J.S.バッハやヘンデルが活躍した17世紀後半から現在に至る300年余りの時代の変遷の中で、職業音楽家の在りようは多様に変化を遂げてきたと言えるでしょう。その一つが、20世紀中頃より顕著になってきた(あくまで私の漠然とした感覚ですが)作曲家と演奏家の分業化であり、そしてさらに枝分かれした専門分野の一つとして、教師という職業の存在が挙げられると思います。
勿論全ての音楽家がそうであったわけではありませんし、逆に稀な事なのかも知れませんが、例えば先にあげたJ.S.バッハは、これが一人の人間が成した仕事なのかと畏怖の念すら感じさせる、膨大かつ深い精神性を湛えた作品を遺した偉大な作曲家であると同時に、秀でた教会オルガニストであり、また優れた教師でもありました。バッハについて語る事がこの小文の目的ではないのでここでは詳しくは述べませんが、例えば「インヴェンションとシンフォニア」を紐解きその序文に目を通してみるだけでも、バッハが鍵盤楽器を習得する若い音楽家に何を求めていたのか ― 教育者としての鋭い感性と英知が見て取れるのです。少し時代を進めてみると、F.ショパン、F.リストの二人もまた、作曲家、演奏家、教師の三役を稀に見る高い次元で持ち合わせていた音楽家でした。
彼らがなぜそう在ったのか?なぜそう在る事ができたのか?
これはあくまで現時点で私が思う事ですが、時代の進行に伴い分業化の道を辿ってきたその三役が、実は本質的なところで分かち難く結び付けられている行為だからではないでしょうか。
私が大野眞嗣先生の下へレッスンに通うようになり、約2年が経ちました。
最初のレッスンで一通り私の演奏をお聴き下さった後、「良い音楽家だと思う。

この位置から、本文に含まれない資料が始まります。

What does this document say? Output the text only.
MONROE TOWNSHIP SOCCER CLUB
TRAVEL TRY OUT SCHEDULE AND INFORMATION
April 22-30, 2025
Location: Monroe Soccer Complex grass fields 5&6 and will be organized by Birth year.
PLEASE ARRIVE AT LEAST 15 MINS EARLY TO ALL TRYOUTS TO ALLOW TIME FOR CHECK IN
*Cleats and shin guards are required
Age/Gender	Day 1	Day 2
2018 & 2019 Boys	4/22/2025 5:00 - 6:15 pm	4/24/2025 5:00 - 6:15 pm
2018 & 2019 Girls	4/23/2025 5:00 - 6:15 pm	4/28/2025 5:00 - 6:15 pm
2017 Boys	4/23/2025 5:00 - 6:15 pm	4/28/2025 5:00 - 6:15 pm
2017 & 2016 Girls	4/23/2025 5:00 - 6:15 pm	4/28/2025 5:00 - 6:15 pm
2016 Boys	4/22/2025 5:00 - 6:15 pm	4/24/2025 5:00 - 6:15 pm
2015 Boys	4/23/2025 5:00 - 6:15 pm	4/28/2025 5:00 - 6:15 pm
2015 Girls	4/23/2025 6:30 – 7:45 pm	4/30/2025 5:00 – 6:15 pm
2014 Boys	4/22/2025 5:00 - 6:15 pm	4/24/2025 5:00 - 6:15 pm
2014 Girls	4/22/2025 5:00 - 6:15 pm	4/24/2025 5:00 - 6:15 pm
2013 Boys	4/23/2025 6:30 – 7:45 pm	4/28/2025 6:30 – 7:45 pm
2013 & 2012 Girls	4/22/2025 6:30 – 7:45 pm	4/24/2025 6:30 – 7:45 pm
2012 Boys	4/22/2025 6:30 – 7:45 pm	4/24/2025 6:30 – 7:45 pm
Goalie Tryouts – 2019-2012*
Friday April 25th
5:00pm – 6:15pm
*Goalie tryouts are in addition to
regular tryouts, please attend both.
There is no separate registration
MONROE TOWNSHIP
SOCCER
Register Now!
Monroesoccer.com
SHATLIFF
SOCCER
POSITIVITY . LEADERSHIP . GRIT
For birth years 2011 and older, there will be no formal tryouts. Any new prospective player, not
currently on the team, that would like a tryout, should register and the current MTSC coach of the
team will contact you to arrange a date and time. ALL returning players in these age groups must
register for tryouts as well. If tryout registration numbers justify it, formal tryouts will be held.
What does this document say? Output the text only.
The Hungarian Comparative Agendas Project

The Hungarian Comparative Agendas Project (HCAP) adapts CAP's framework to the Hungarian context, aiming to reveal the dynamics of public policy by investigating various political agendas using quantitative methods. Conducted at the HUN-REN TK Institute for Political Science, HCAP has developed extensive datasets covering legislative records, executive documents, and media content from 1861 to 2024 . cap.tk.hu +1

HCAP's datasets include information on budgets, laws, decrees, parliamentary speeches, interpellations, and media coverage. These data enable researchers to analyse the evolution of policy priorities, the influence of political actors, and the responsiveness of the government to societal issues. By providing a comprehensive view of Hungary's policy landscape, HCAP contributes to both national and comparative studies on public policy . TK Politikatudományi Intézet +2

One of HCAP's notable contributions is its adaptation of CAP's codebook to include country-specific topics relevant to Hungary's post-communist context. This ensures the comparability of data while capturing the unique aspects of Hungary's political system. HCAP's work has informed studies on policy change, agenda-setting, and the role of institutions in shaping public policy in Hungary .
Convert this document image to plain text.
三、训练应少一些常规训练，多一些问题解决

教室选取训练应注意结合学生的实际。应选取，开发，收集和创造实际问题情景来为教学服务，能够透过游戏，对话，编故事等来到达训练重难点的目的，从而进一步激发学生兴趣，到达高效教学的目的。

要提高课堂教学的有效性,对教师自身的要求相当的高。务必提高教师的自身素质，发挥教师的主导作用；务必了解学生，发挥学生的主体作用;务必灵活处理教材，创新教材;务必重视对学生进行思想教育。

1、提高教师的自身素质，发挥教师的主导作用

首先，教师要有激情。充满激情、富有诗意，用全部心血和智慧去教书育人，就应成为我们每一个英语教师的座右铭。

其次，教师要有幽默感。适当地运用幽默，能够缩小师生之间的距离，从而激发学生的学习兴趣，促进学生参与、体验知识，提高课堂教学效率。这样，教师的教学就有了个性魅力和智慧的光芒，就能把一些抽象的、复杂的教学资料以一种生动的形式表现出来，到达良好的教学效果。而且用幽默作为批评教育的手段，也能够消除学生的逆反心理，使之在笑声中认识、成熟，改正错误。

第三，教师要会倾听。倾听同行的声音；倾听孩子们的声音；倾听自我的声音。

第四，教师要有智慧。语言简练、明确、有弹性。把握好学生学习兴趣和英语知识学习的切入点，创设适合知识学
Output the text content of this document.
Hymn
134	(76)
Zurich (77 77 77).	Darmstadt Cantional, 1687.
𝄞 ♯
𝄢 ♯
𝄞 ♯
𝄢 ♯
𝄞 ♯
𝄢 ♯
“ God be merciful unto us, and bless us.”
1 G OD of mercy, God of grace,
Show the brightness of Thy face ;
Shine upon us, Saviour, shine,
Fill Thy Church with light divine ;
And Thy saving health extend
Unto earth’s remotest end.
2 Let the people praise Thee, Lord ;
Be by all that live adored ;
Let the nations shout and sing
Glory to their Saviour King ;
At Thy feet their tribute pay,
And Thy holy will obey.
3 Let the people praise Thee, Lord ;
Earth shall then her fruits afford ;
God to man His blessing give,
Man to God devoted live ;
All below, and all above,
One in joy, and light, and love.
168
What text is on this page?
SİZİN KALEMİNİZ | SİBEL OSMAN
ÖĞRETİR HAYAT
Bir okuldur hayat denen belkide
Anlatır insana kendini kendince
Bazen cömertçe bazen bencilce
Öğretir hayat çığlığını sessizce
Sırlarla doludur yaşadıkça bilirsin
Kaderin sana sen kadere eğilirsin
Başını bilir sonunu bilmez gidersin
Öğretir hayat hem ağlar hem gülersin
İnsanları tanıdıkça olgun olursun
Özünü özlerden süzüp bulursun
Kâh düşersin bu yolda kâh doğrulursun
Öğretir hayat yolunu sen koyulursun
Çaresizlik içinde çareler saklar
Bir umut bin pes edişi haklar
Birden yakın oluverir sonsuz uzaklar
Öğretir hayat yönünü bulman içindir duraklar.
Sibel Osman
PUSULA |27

でもね、こういう音もあるんだよ」とおっしゃられ打鍵されたその一音。その深く美しい響きに一瞬で心を奪われた事は紛れもない事実なのですが、レッスンを重ねるにつれて、その音は大野先生の教師・ピアニストとしての核となるものではなく、先生の内に溢れるものを表現する為の一手段でしかないのだという事が、おぼろげに分かるようになってきました。
一つ、最近のエピソードをご紹介させて頂きたいと思います。
とある生徒さんの演奏に対して大野先生から意見を求められた折、私の拙い所見に対し先生は以下のような事をおっしゃられたのです。
「君が言ってくれたことは全部正しいと思う。ただ、僕が今考えていたのは、この生徒さんがどうして今そういう注意を受ける演奏をしてしまっているのかという事なんだ。具体的な、言ってしまえば枝葉の部分をアドバイスして演奏を整える事はできる。でもそれではこの生徒さんが持つ根本的な問題を解決することは決してできないし、つまりは彼の実力を伸ばす事もできないと思うんだよ。」
恐らく先生には全くそのような意図はなかったのだと思いますが、私はこの時、音楽に従事する人間として最も大切な事を諭され、また先生の教育・演奏両分野における確固たる理念を垣間見せて頂いたように感じました。
演奏家として作品と対峙する事と教師として生徒と向き合う事 ― 勿論それぞれにプロフェッショナルとしての異なる才能が求められるのもまた事実なのですが、一方で、共にその本質に切り込んでいかねばならないという観点においては、同義の行為なのではないでしょうか。また、自らの感覚を研ぎ澄まし献身的に物事の本質に迫るというのは、その表層に囚われなくなる分物事に対し限りなく自由な、柔軟な感性を保てるようになる事でもあります。そしてその自由さこそが、作曲、演奏、指導と言った特定の枠に限定されない全ての芸術的活動の原点であり、大野先生はご自身のレッスンにおいて何よりもその事を重要視されています。
音楽に携わる人間として、楽器を扱う事のみならず音楽そのものに対して自らがどう在るべきなのか。常に演奏行為の本質を問う大野先生のレッスンによって私は多くのものを与えられ、そしてその事に深く感謝しています。